Periodontitis (PD) is a chronic infectious inflammatory disease that affects tooth-supporting tissues and leads to gradual destruction of the alveolar bone [1]. PD is one of the most prevalent chronic inflammatory diseases, with the severe form of PD alone estimated to affect 11.2% of the global adult population [2]. Significant oral health-related adverse effects of PD (higher risk of tooth loss, masticatory dysfunction, etc.) coincide with a negative impact on overall health [3]. Pathogenic bacteria residing in periodontal pockets constantly interact with host cells, causing innate and adaptive immunity activation and the consequent release of pro-inflammatory cytokines, such as tumor necrosis factor (TNF)-α, interleukin (IL)-1β, and IL-6 [4,5]. Additionally, bacteria and various virulence factors may enter the blood circulation through damaged blood vessels in the periodontium and induce an inflammatory response further away from the periodontium [6]. A long-lasting inflammatory load, usually associated with severe PD, is related to an increased risk of other chronic inflammatory diseases, including type 2 diabetes, atherogenic cardiovascular disease, chronic kidney disease, and rheumatoid arthritis (RA) [3].

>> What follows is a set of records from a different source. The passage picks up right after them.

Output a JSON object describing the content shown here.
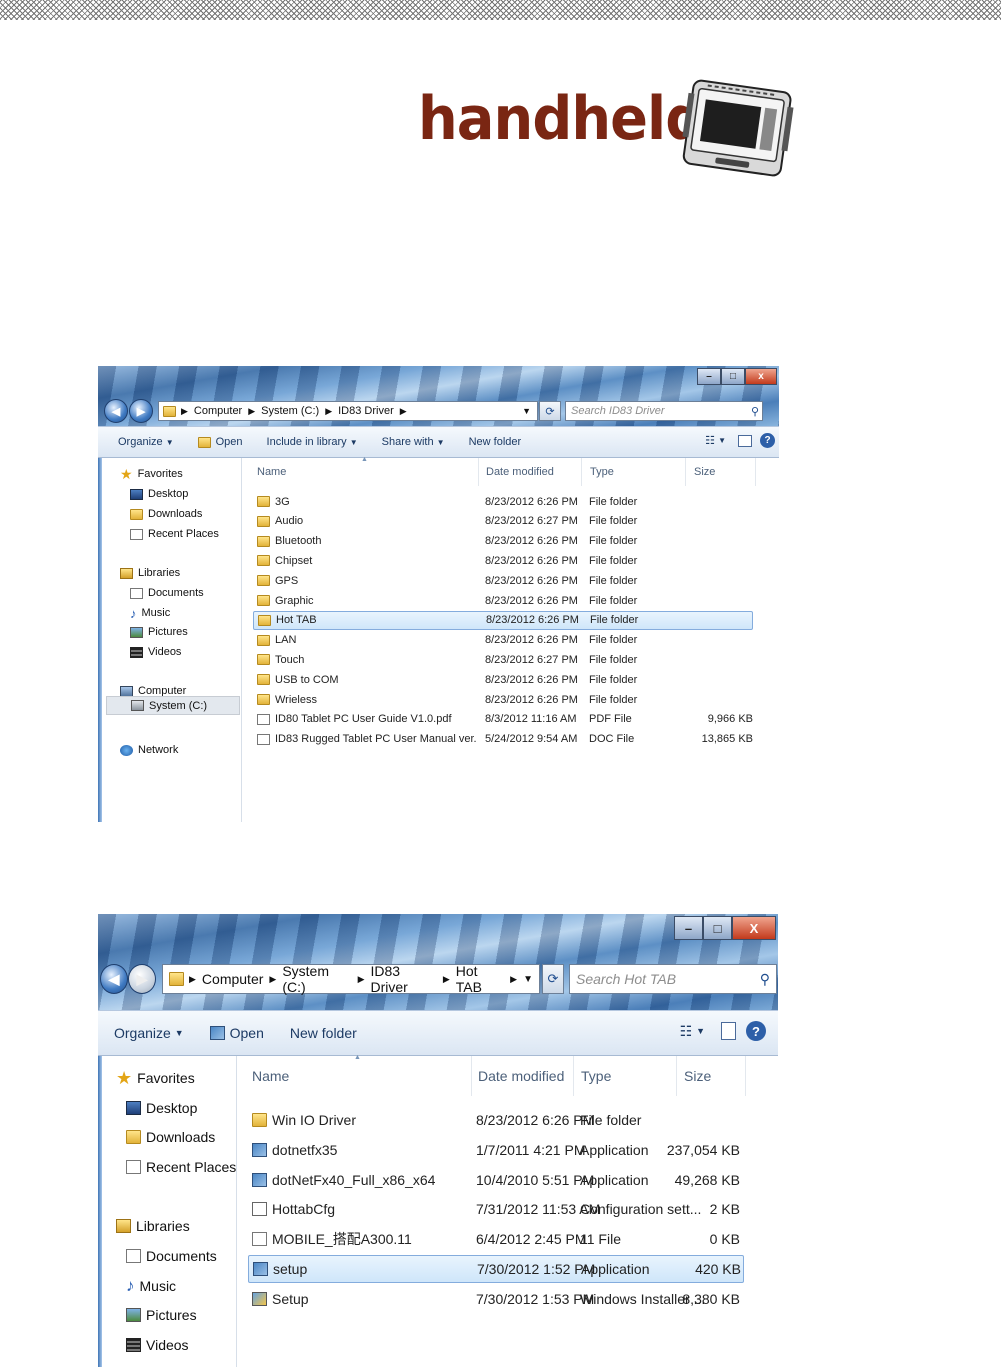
{
  "logo": {
    "text": "handheld"
  },
  "window1": {
    "caption": {
      "minimize": "–",
      "maximize": "□",
      "close": "x"
    },
    "breadcrumb": [
      "Computer",
      "System (C:)",
      "ID83 Driver"
    ],
    "search_placeholder": "Search ID83 Driver",
    "toolbar": {
      "organize": "Organize",
      "open": "Open",
      "include": "Include in library",
      "share": "Share with",
      "new_folder": "New folder"
    },
    "nav": {
      "favorites": "Favorites",
      "desktop": "Desktop",
      "downloads": "Downloads",
      "recent": "Recent Places",
      "libraries": "Libraries",
      "documents": "Documents",
      "music": "Music",
      "pictures": "Pictures",
      "videos": "Videos",
      "computer": "Computer",
      "system": "System (C:)",
      "network": "Network"
    },
    "columns": {
      "name": "Name",
      "date": "Date modified",
      "type": "Type",
      "size": "Size"
    },
    "files": [
      {
        "name": "3G",
        "date": "8/23/2012 6:26 PM",
        "type": "File folder",
        "size": ""
      },
      {
        "name": "Audio",
        "date": "8/23/2012 6:27 PM",
        "type": "File folder",
        "size": ""
      },
      {
        "name": "Bluetooth",
        "date": "8/23/2012 6:26 PM",
        "type": "File folder",
        "size": ""
      },
      {
        "name": "Chipset",
        "date": "8/23/2012 6:26 PM",
        "type": "File folder",
        "size": ""
      },
      {
        "name": "GPS",
        "date": "8/23/2012 6:26 PM",
        "type": "File folder",
        "size": ""
      },
      {
        "name": "Graphic",
        "date": "8/23/2012 6:26 PM",
        "type": "File folder",
        "size": ""
      },
      {
        "name": "Hot TAB",
        "date": "8/23/2012 6:26 PM",
        "type": "File folder",
        "size": ""
      },
      {
        "name": "LAN",
        "date": "8/23/2012 6:26 PM",
        "type": "File folder",
        "size": ""
      },
      {
        "name": "Touch",
        "date": "8/23/2012 6:27 PM",
        "type": "File folder",
        "size": ""
      },
      {
        "name": "USB to COM",
        "date": "8/23/2012 6:26 PM",
        "type": "File folder",
        "size": ""
      },
      {
        "name": "Wrieless",
        "date": "8/23/2012 6:26 PM",
        "type": "File folder",
        "size": ""
      },
      {
        "name": "ID80 Tablet PC User Guide V1.0.pdf",
        "date": "8/3/2012 11:16 AM",
        "type": "PDF File",
        "size": "9,966 KB"
      },
      {
        "name": "ID83 Rugged Tablet PC  User Manual ver...",
        "date": "5/24/2012 9:54 AM",
        "type": "DOC File",
        "size": "13,865 KB"
      }
    ]
  },
  "window2": {
    "caption": {
      "minimize": "–",
      "maximize": "□",
      "close": "X"
    },
    "breadcrumb": [
      "Computer",
      "System (C:)",
      "ID83 Driver",
      "Hot TAB"
    ],
    "search_placeholder": "Search Hot TAB",
    "toolbar": {
      "organize": "Organize",
      "open": "Open",
      "new_folder": "New folder"
    },
    "nav": {
      "favorites": "Favorites",
      "desktop": "Desktop",
      "downloads": "Downloads",
      "recent": "Recent Places",
      "libraries": "Libraries",
      "documents": "Documents",
      "music": "Music",
      "pictures": "Pictures",
      "videos": "Videos"
    },
    "columns": {
      "name": "Name",
      "date": "Date modified",
      "type": "Type",
      "size": "Size"
    },
    "files": [
      {
        "name": "Win IO Driver",
        "date": "8/23/2012 6:26 PM",
        "type": "File folder",
        "size": ""
      },
      {
        "name": "dotnetfx35",
        "date": "1/7/2011 4:21 PM",
        "type": "Application",
        "size": "237,054 KB"
      },
      {
        "name": "dotNetFx40_Full_x86_x64",
        "date": "10/4/2010 5:51 PM",
        "type": "Application",
        "size": "49,268 KB"
      },
      {
        "name": "HottabCfg",
        "date": "7/31/2012 11:53 AM",
        "type": "Configuration sett...",
        "size": "2 KB"
      },
      {
        "name": "MOBILE_搭配A300.11",
        "date": "6/4/2012 2:45 PM",
        "type": "11 File",
        "size": "0 KB"
      },
      {
        "name": "setup",
        "date": "7/30/2012 1:52 PM",
        "type": "Application",
        "size": "420 KB"
      },
      {
        "name": "Setup",
        "date": "7/30/2012 1:53 PM",
        "type": "Windows Installer ...",
        "size": "8,380 KB"
      }
    ]
  }
}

RA is a systemic inflammatory autoimmune disease characterized by chronic inflammation and joint tissue destruction [7]. PD and RA share common risk factors, including a genetic predisposition (the HLA-DRB1 allele of major histocompatibility class II) and smoking [8]. Moreover, the diseases are similar in terms of pathogenesis, as they involve chronic inflammation fueled by proinflammatory cytokines, connective tissue breakdown, and bone erosion [8]. Emerging evidence suggests possible PD involvement in the initiation and progression of RA through periodontal pathogen Porphyromonas gingivalis (Pg)–induced citrullination of proteins and subsequent autoantibody production [9,10]. A substantial amount of epidemiological studies reported significant correlations between PD and RA with regard to prevalence and/or severity [11]. The assumption that PD and RA are associated because of shared risk factors was recently assessed by Rodriguez-Lozano and colleagues, who reported that the association between PD severity and RA disease activity was independent of other confounders such as age, sex, and smoking habit [12]. However, other recent studies did not find correlations between RA disease activity and PD severity, especially when only patients with PD were included in the study [13,14]. It is likely that the association between PD and RA may be influenced by multiple factors, including the effects of disease-modifying antirheumatic drugs (DMARDs) [15].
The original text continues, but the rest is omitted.